Ротмистр понял насмешку и, брезгливо поморщившись, сказал сыщикам:
— Что вы тут суетесь? Станьте у двери в передней и не отходите ни на шаг. Ну!.. — прикрикнул он, когда один из сыщиков пытался возразить что-то.
Оба филера вынуждены были повиноваться и поневоле стали вроде кариатид у двери в передней. Через некоторое время из кухонки, помещавшейся рядом с передней, раздался негодующий крик нашей кухарки Пелагеи:
— Что вам надо? Что вы ко мне пристаете? Вот смотри, кочергой съезжу!..
Очевидно, сыщики приставали с какими-то расспросами. Кухарка Пелагея была очень простодушное существо. Она недавно приехала из деревни, жила до нас только на одном месте, где много натерпелась от хозяев, и, попав к нам, привязалась ко всем, точно родная. Порой она тоже поднималась среди ночи, чтобы принять участие в наших ночных разговорах, вставляя в них свои реплики, вызывающие взрывы веселого хохота. Она была юмористка по натуре и отчасти сознавала это. На этот раз сыщики обратились не по адресу. После негодующего окрика Пелагеи офицер без церемонии прогнал их на лестницу.
Позже обнаружилось, что в эту минуту в нашей квартире разыгрывалась маленькая шпионская драма: на следующий день мать и Пелагея, со слезами убирая мою опустевшую кровать, нашли под тюфяком записку. В ней от имени наборщиков «Славянской книгопечатни» я извещался, что у них «все готово» и что они ждут только обещанного мною сигнала. Записка была подписана Кузнецовым, лучшим и наиболее интеллигентным наборщиком «Новостей».
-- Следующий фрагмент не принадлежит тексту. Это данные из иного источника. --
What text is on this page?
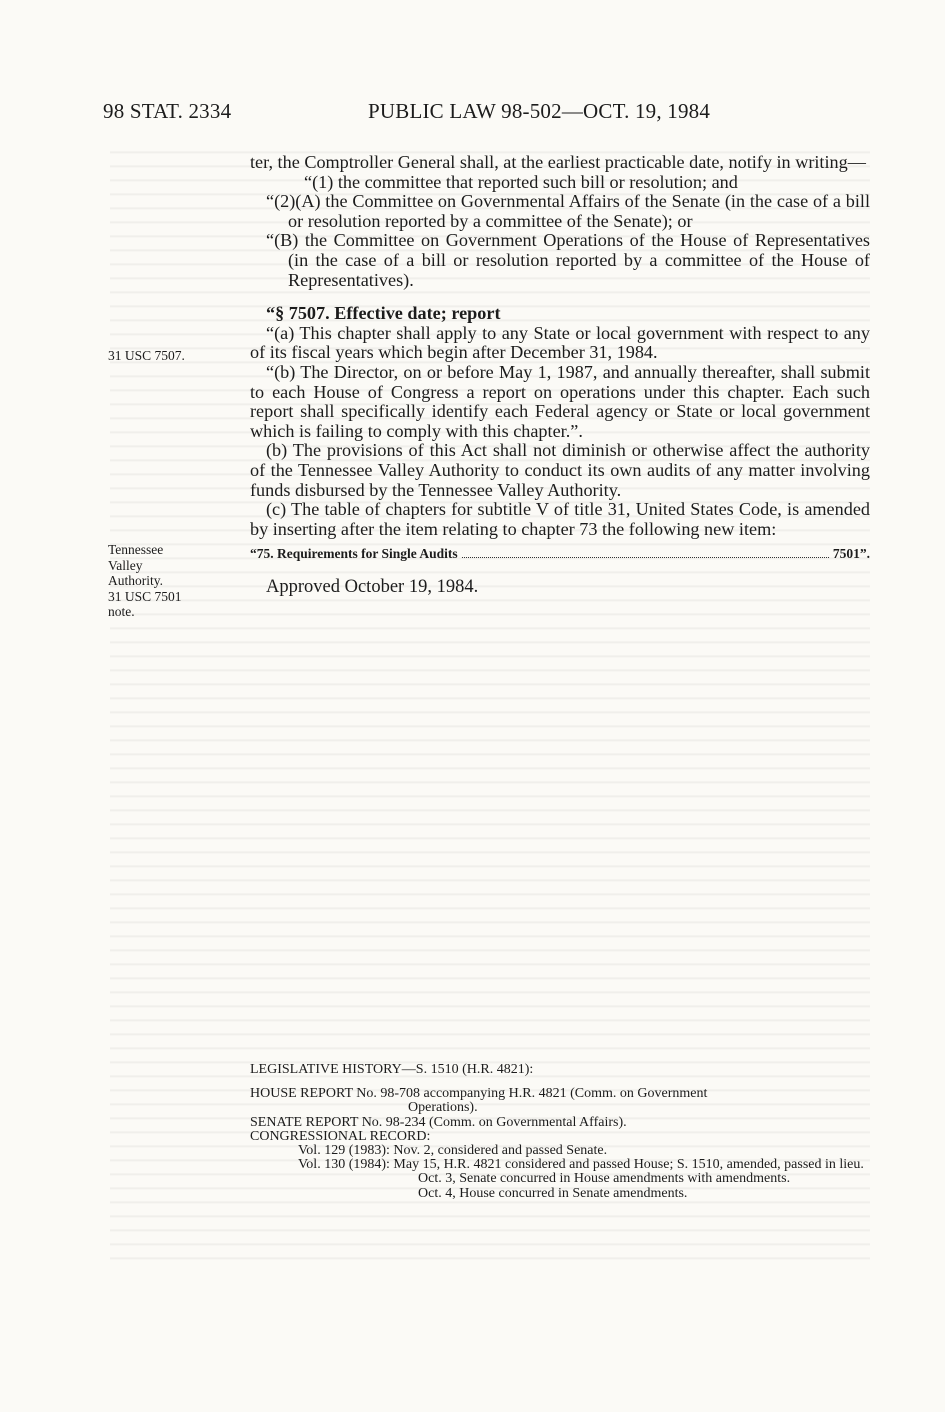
98 STAT. 2334	PUBLIC LAW 98-502—OCT. 19, 1984
31 USC 7507.
Tennessee
Valley
Authority.
31 USC 7501
note.

ter, the Comptroller General shall, at the earliest practicable date, notify in writing—

“(1) the committee that reported such bill or resolution; and

“(2)(A) the Committee on Governmental Affairs of the Senate (in the case of a bill or resolution reported by a committee of the Senate); or

“(B) the Committee on Government Operations of the House of Representatives (in the case of a bill or resolution reported by a committee of the House of Representatives).

“§ 7507. Effective date; report

“(a) This chapter shall apply to any State or local government with respect to any of its fiscal years which begin after December 31, 1984.

“(b) The Director, on or before May 1, 1987, and annually thereafter, shall submit to each House of Congress a report on operations under this chapter. Each such report shall specifically identify each Federal agency or State or local government which is failing to comply with this chapter.”.

(b) The provisions of this Act shall not diminish or otherwise affect the authority of the Tennessee Valley Authority to conduct its own audits of any matter involving funds disbursed by the Tennessee Valley Authority.

(c) The table of chapters for subtitle V of title 31, United States Code, is amended by inserting after the item relating to chapter 73 the following new item:

“75. Requirements for Single Audits	7501”.

Approved October 19, 1984.

LEGISLATIVE HISTORY—S. 1510 (H.R. 4821):

HOUSE REPORT No. 98-708 accompanying H.R. 4821 (Comm. on Government

Operations).

SENATE REPORT No. 98-234 (Comm. on Governmental Affairs).

CONGRESSIONAL RECORD:

Vol. 129 (1983): Nov. 2, considered and passed Senate.

Vol. 130 (1984): May 15, H.R. 4821 considered and passed House; S. 1510, amended, passed in lieu.

Oct. 3, Senate concurred in House amendments with amendments.

Oct. 4, House concurred in Senate amendments.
Мать очень испугалась и поспешила уничтожить записку, о чем я очень пожалел, так как это был явный подлог. От кого он исходил, я не знаю. Несомненно, однако, что полиция предвидела жандармский обыск, и записка была подкинута для того, чтобы найти ее при этом обыске. Не думаю, чтобы в этой проделке участвовал добродушный помощник пристава, но, конечно, не ручаюсь за других чинов того же участка. Всего вернее, однако, что филеры, озлобленные нашей издевательской тактикой, придумали это на свой страх. Во время одного обыска они незаметно сунули «документик» и должны были найти его при другом. Можно представить их настроение, когда жандармский офицер так жестоко лишил их этой возможности…
Лет десять спустя, после возвращения из ссылки, проходя мимо Аничкова дворца, где жил Александр III, я неожиданно увидел старого знакомца: у ворот дворца, наблюдая своим мрачным взглядом за проходящей публикой, стоял памятный мне орангутанг. За то время, когда я совершил чуть не кругосветное путешествие, его карьера тоже передвинулась с проходного двора Второй улицы Песков, где ему приходилось иметь дело с шаловливыми студентами, — к воротам царского дворца.